Faith in God and the future of reproductive medicine

Leta believes God gave her so many opportunities and chances where others haven’t had them and is very thankful for that.

“But don’t just say if it doesn’t happen it’s not meant to be. At least go and see what is out there, what you can do with the help of today’s technology and medical science,” she advises. “Who knows what the future of medicine holds for fertility?”

Our 200th baby has babies – without fertility treatment!

Julie heard the story of her mother’s fertility struggles all her life and assumed she would have the same struggle her mother did having a child. She and her husband, Jonathan, decided to start trying to become pregnant when Julie was 31, but not before a fun family trip.

Julie wanted to get her body in shape, more for the upcoming vacation to Hawaii than for pregnancy. Through workouts and cutting out gluten, caffeine, alcohol and dairy, she lost about 20 pounds – same as her mother had.

She didn’t realize she was preparing her body for pregnancy until reading “What to Expect Before You’re Expecting,” which, funny enough, she didn’t begin reading until she was about to take her first pregnancy test. She had unknowingly been prepping her body for her babies, and when that test came back positive, Julie was so glad her body was healthy.
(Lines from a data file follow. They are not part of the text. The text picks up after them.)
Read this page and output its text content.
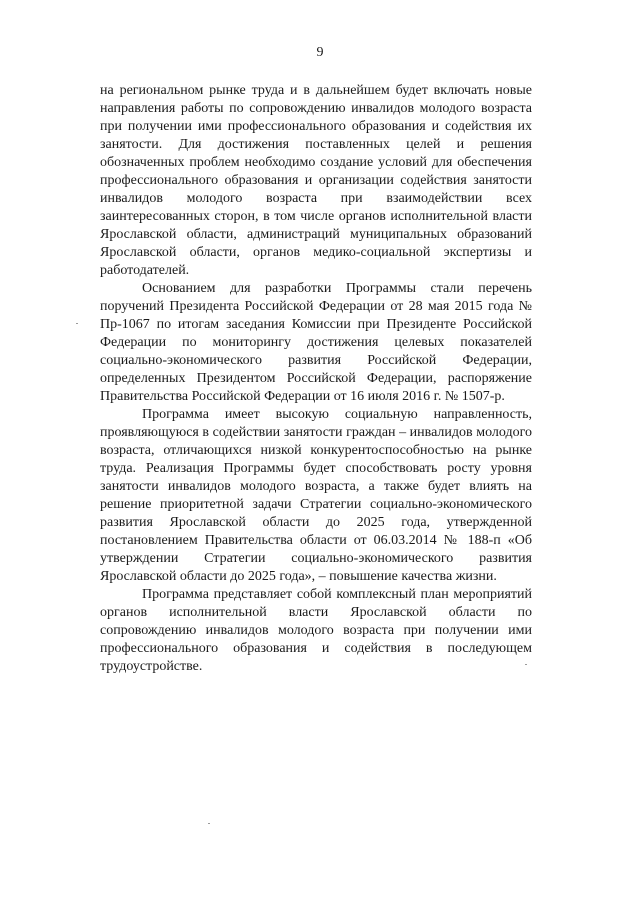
9

на региональном рынке труда и в дальнейшем будет включать новые направления работы по сопровождению инвалидов молодого возраста при получении ими профессионального образования и содействия их занятости. Для достижения поставленных целей и решения обозначенных проблем необходимо создание условий для обеспечения профессионального образования и организации содействия занятости инвалидов молодого возраста при взаимодействии всех заинтересованных сторон, в том числе органов исполнительной власти Ярославской области, администраций муниципальных образований Ярославской области, органов медико-социальной экспертизы и работодателей.

Основанием для разработки Программы стали перечень поручений Президента Российской Федерации от 28 мая 2015 года № Пр-1067 по итогам заседания Комиссии при Президенте Российской Федерации по мониторингу достижения целевых показателей социально-экономического развития Российской Федерации, определенных Президентом Российской Федерации, распоряжение Правительства Российской Федерации от 16 июля 2016 г. № 1507-р.

Программа имеет высокую социальную направленность, проявляющуюся в содействии занятости граждан – инвалидов молодого возраста, отличающихся низкой конкурентоспособностью на рынке труда. Реализация Программы будет способствовать росту уровня занятости инвалидов молодого возраста, а также будет влиять на решение приоритетной задачи Стратегии социально-экономического развития Ярославской области до 2025 года, утвержденной постановлением Правительства области от 06.03.2014 № 188-п «Об утверждении Стратегии социально-экономического развития Ярославской области до 2025 года», – повышение качества жизни.

Программа представляет собой комплексный план мероприятий органов исполнительной власти Ярославской области по сопровождению инвалидов молодого возраста при получении ими профессионального образования и содействия в последующем трудоустройстве.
Her mom came to town and went to the doctor with Julie for her first ultrasound visit as her husband was unable to go. “It was cool to have mom present when I saw the babies on the ultrasound,” says Julie. They Facetimed her husband from the room. She showed him Baby A then asked if he wanted to see the other. He thought she meant another picture until she said, “No, the other baby.” Jonathan was very surprised to learn they were going to have twins. She gave birth on September 1, 2021, to Baby A, Fletcher Ann, and Baby B, June Alexander.

Julie advises others to have faith that it will all work out and to lean into the people you know best. “If my parents hadn’t believed in fertility medicine, I wouldn’t be here and neither would my girls,” says Julie. “Maintain the faith component that is important to you but lean on the medical side as well.”